The mode is completely useless. If two people lost 50kg, and two other people lost 1kg and 2kg, then the mode is 50kg. Its worthless. What you want is the median.
Are you referring to the central limit theorem? Apologies if you’re not. If you are, this is not quite what it says. The central limit theorem refers to the sampling distribution not to the actual ‘true’ distribution of the data in reality, and it makes a statement about the distribution of your estimates over time, not about the actual distribution of the variable. It tells you that if you take enough samples, the sampling distribution will eventually resemble a normal and your estimate of the mean will converge on the true mean. This is true in most cases (not all), even in many cases when the actual distribution of the data is not normal.
I didn’t get it the first time they explained it in stats class either: I don’t think this one is often explained very well.
Plus, not ALL distributions of continuous numbers tend toward a Gaussian.
I already gave an example in my previous post, and it’s one that’s very common one in chemistry, pharma and alimentary industries: impurities or other things we could call “contamination”.

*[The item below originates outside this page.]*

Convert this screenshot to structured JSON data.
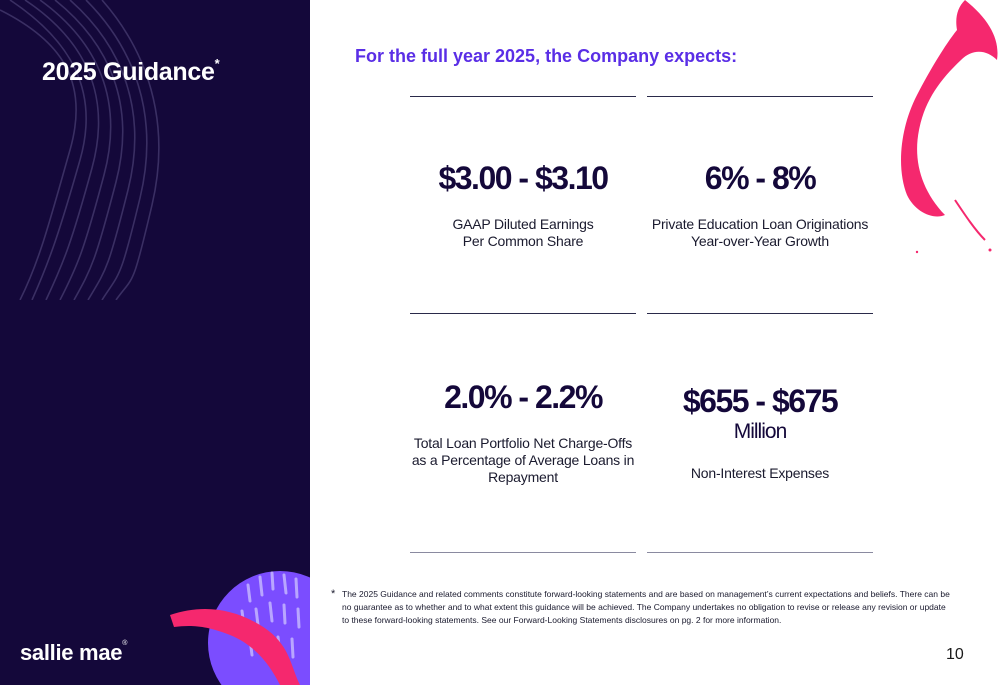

Acceptable values: 0 to n.
Most common value (mode): if your process is any good, 0.
Mean and median: somewhat above 0, due to the occcasional positive result (that is, result above 0).
I think the discussion above conclusively proves that reducing a large set of data points to a single number is a stupid idea. Just give us the original data points.
I’ve read a fair share of research and don’t recall modes ever being presented as the primary measure. Is there a discipline or subdiscipline where this is common?